Les conséquences de SVB risquent également de peser rapidement sur la demande. Les banques américaines vont très probablement devoir augmenter sensiblement la rémunération des dépôts pour éviter que ceux-ci ne se vident. Ceci renchérira leur coût du capital et les conduira à réduire leur activité de crédit, ce qui pèsera sur la demande future.

La bonne nouvelle est que la Fed est en train de gagner son pari. Après la normalisation de l’offre, celle de la demande est en route. Le stress financier généré par SVB lui donne l’occasion de faire enfin une pause dans son resserrement monétaire, après peut-être une dernière hausse le 23 mars prochain. Elle aurait tout intérêt à saisir cette opportunité et à sortir d’une rhétorique guerrière sans fin qui inquiète de plus en plus les milieux économiques et mais aussi politiques.

Car, à plus long terme, il en va aussi de l’avenir de la banque centrale américaine et de son indépendance. Le 7 et le 8 mars dernier, lors de ses auditions auprès du Comité Économique du Sénat puis de la Chambre des Représentants, Jerome Powell s’était montré très déterminé à poursuivre ses hausses de taux. Brutalement mis en cause par Elizabeth Warren, la sénatrice démocrate du Massachussetts, pour son insensibilité présumée face au sort de millions de citoyens menacés de perdreleur emploi en raison de sa politique, il s’est vu alors également attaqué par des sénateurs républicains comme John Neely Kennedy (Louisiane) et Katie Britt (Alabama).

Il n’en faudrait pas beaucoup plus pour revenir sur le Federal Reserve Act de 1977 et bouleverser les certitudes.
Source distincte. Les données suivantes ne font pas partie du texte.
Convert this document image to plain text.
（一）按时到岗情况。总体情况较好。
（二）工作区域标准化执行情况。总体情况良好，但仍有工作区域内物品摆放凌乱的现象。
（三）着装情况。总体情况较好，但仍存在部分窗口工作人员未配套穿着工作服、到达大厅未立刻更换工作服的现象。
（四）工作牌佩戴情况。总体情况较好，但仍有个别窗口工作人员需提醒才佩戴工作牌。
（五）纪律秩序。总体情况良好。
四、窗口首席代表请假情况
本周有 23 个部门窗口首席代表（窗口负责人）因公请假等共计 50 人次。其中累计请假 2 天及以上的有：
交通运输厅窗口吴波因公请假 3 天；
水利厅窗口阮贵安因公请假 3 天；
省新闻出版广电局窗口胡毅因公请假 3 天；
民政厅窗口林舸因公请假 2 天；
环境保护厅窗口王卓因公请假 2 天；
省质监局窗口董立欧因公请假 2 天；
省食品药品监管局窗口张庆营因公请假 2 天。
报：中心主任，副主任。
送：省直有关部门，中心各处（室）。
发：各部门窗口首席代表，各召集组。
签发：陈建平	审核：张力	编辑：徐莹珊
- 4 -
Et l’intervention de la Fed le week-end dernier pour « sauver les banques de la Silicon Valley » a tout pour raviver les critiques à l’égard de l’institution, accusée de se préoccuper davantage de Wall Street que de Main Street.

La pression est donc maximale sur la Fed avant la réunion des 21 et 22 mars prochain. La mission du comité de politique monétaire sera de trouver les bons équilibres et aussi la bonne communication pour que la sérénité puisse revenir. Les marchés sont sur le qui-vive.